The team posed with the trophy in the middle, a mess of red jerseys and greedy hands.
“Everybody get a hand on it!” one player yelled.
“Don’t drop it!” another said.
The soccer program at The Heights has a proud history of talented teams, but none of them had a season end like this. None of its players had held a conference trophy in their arms.
So on Sunday afternoon at Catholic University, following a commanding, 3-0 win over Paul VI, every Cavaliers player was focused on the Washington Catholic Athletic Conference hardware.
“In the past, it would be over after our senior game. Now we’ve earned this, and it feels so great,” senior defender Mac Malloy said.
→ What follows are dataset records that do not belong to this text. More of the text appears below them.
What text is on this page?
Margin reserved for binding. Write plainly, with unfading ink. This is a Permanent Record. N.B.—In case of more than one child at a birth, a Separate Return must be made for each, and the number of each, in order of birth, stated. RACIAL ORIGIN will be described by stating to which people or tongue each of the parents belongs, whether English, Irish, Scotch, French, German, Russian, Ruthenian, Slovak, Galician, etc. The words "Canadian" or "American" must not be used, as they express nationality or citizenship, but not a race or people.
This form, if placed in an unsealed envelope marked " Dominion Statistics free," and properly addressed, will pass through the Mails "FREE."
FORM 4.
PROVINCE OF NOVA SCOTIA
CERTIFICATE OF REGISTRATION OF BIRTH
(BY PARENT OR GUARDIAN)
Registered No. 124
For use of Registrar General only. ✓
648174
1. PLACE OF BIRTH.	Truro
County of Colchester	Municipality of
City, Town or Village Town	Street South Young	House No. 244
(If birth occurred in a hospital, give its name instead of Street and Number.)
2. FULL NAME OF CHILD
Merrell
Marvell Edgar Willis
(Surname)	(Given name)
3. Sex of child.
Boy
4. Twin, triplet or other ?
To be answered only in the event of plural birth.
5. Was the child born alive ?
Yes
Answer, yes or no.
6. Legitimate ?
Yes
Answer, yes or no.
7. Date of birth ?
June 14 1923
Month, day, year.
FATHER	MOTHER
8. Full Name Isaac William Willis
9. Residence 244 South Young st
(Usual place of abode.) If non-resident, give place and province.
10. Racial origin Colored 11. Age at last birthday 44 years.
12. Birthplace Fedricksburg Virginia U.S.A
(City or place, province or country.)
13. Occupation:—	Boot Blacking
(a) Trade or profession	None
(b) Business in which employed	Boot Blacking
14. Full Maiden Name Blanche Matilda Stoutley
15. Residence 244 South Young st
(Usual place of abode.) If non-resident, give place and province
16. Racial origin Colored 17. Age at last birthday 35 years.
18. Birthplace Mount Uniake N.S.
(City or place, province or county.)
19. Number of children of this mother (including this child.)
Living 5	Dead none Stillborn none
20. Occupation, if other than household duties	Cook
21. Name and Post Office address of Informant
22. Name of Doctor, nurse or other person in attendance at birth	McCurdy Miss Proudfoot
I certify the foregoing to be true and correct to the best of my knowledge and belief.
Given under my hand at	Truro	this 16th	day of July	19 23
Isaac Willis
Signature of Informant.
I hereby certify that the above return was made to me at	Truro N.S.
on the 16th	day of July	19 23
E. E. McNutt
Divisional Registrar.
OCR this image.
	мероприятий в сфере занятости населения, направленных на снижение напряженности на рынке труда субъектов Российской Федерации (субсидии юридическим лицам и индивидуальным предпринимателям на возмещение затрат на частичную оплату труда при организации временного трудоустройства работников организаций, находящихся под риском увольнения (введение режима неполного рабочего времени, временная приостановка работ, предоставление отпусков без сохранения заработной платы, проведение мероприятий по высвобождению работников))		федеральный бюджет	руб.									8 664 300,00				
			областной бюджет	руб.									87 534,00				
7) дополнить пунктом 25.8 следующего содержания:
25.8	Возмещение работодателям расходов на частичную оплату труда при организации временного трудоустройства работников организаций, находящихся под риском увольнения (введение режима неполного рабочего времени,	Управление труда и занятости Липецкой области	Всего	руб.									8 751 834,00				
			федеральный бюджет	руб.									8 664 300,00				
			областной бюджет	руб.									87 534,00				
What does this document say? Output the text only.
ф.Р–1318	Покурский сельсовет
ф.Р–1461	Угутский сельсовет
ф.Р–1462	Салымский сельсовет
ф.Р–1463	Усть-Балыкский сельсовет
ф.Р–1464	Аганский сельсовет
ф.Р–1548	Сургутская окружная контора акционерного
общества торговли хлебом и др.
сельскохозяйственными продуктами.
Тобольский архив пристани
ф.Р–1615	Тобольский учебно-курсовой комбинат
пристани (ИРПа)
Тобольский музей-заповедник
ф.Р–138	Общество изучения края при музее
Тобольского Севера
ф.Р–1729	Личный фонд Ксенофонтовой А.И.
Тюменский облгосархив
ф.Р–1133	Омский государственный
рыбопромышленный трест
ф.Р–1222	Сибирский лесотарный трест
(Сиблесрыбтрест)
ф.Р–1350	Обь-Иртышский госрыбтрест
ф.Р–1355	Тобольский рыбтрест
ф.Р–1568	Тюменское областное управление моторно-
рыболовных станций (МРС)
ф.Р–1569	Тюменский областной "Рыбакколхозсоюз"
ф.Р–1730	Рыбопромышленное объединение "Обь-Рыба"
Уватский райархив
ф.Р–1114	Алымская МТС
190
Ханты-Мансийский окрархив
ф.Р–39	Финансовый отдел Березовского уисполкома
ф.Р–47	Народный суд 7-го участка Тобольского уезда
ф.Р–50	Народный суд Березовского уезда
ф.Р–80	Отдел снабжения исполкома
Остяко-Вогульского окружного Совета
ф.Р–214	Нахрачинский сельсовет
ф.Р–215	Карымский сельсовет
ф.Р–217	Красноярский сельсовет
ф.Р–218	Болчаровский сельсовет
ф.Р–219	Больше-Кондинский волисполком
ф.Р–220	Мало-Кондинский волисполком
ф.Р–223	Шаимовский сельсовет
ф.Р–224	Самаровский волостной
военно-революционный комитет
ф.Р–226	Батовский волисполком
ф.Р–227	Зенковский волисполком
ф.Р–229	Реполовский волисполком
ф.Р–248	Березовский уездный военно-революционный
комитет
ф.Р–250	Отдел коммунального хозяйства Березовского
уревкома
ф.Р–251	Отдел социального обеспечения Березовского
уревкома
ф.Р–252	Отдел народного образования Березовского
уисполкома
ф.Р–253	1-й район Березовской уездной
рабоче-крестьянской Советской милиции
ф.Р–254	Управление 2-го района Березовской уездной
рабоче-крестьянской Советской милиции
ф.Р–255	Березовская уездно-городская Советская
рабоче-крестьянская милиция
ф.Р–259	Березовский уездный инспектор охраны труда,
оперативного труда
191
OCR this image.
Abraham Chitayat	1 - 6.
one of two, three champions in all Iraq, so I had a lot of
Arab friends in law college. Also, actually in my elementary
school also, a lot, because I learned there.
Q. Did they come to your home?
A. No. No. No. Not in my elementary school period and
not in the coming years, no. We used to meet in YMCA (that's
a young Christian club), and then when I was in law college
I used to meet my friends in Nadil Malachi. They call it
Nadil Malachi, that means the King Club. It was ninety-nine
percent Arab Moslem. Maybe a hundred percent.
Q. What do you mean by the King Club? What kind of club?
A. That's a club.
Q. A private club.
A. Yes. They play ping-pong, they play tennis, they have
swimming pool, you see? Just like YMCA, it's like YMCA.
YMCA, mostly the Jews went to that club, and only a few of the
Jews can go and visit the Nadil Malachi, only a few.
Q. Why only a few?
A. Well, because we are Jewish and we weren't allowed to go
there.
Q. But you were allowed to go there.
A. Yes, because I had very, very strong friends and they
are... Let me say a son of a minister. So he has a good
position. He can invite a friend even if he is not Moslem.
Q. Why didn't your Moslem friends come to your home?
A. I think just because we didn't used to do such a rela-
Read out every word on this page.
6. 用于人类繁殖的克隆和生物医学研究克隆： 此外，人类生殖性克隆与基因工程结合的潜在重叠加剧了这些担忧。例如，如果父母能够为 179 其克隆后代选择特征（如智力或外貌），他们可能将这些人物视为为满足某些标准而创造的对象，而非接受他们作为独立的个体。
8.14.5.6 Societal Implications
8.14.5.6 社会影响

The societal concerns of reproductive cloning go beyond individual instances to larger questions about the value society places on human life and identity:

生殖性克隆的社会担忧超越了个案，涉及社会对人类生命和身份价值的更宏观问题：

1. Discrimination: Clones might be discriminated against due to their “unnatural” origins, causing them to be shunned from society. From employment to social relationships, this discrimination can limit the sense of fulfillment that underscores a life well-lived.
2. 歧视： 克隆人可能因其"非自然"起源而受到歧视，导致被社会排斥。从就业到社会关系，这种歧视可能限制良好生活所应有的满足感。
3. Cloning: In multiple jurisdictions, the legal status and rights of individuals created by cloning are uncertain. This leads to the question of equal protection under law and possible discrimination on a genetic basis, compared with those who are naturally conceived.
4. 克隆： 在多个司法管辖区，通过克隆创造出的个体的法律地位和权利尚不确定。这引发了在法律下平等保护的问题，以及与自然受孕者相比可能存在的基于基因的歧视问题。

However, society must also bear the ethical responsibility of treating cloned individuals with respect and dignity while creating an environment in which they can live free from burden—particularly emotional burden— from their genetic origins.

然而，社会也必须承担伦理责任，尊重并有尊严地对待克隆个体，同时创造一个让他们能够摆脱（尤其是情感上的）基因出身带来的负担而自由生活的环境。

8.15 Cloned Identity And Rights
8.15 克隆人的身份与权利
The championship was the conclusion of the previously independent all-boys school’s first year in the WCAC, in which the newcomers from Potomac took the league by storm. They shut out DeMatha. They blew by Bishop McNamara and Bishop Ireton. They beat defending champ Gonzaga twice, once in a 5-1 rout and then again on penalty kicks in the conference semifinals.
And on Sunday, The Heights (15-0-2) dominated possession from the opening whistle as Paul VI (11-7) tried to avoid a goal-fest like the 8-1 loss the Cavaliers handed it last month. Despite the tight defense, senior Gonzalo Percovich found an opening in the 32nd minute and got The Heights on the board.
Senior Daniel Diaz-Bonilla made it 2-0 shortly after halftime, and an own goal by Paul VI followed. From there, the Cavaliers were safe behind an experienced back line and goalkeeper Rye McMillen, who had given up multiple goals only once this season.
Asked amid the celebration whether he could have guessed that his first year in the WCAC would go like this, Coach Colin Gleason laughed.
“I believed in these guys from the start,” he said. “I was really optimistic. But if you had told me about this 10 years ago, I would’ve said, ‘No way.’ ”
After Mia Bookhard’s second goal, the one from well outside the box that sealed a 3-2 WCAC championship win over St. John’s, the Good Counsel junior jumped up and down, tucking her legs in and then pounding them hard into the turf like a toddler throwing a tantrum.
But this was a fit of joy for the forward, whose brace helped the Falcons complete a dominant year with a conference championship at Catholic University.
“We worked really hard for this,” Bookhard said. “We put all our effort into it, and we stayed together as a team. We played together because we love each other.”
Defending champion St. John’s (9-4-1) got on the board first when senior Gabriella Nastasi converted in the 20th minute. Freshman Trinity Dorsey responded for the Falcons minutes later, and the game went to halftime tied.
Bookhard spent much of the season as a defender, but she was moved up top a few games ago. She scored in every game since, and Sunday she gave the Falcons (17-1-3) the lead in the 48th minute. She got a through ball and touched it past the roaming goalkeeper into the box. From there, all she had to do was win a race with her defender. She did, and the tie was broken.
“Our goal was just to pressure their defense, making good runs and attacking on the outside, because that’s where our strengths are,” Bookhard said.
Meghan O’Donovan added a goal for the Cadets in the final minutes, but it was too late.
“This was a big team effort. Not to knock anyone in the past, but we played so much as a team,” said Good Counsel Coach Jim Bruno, who has won 12 conference championships with the Falcons. “The leadership, the character of the team — I’ll remember that.”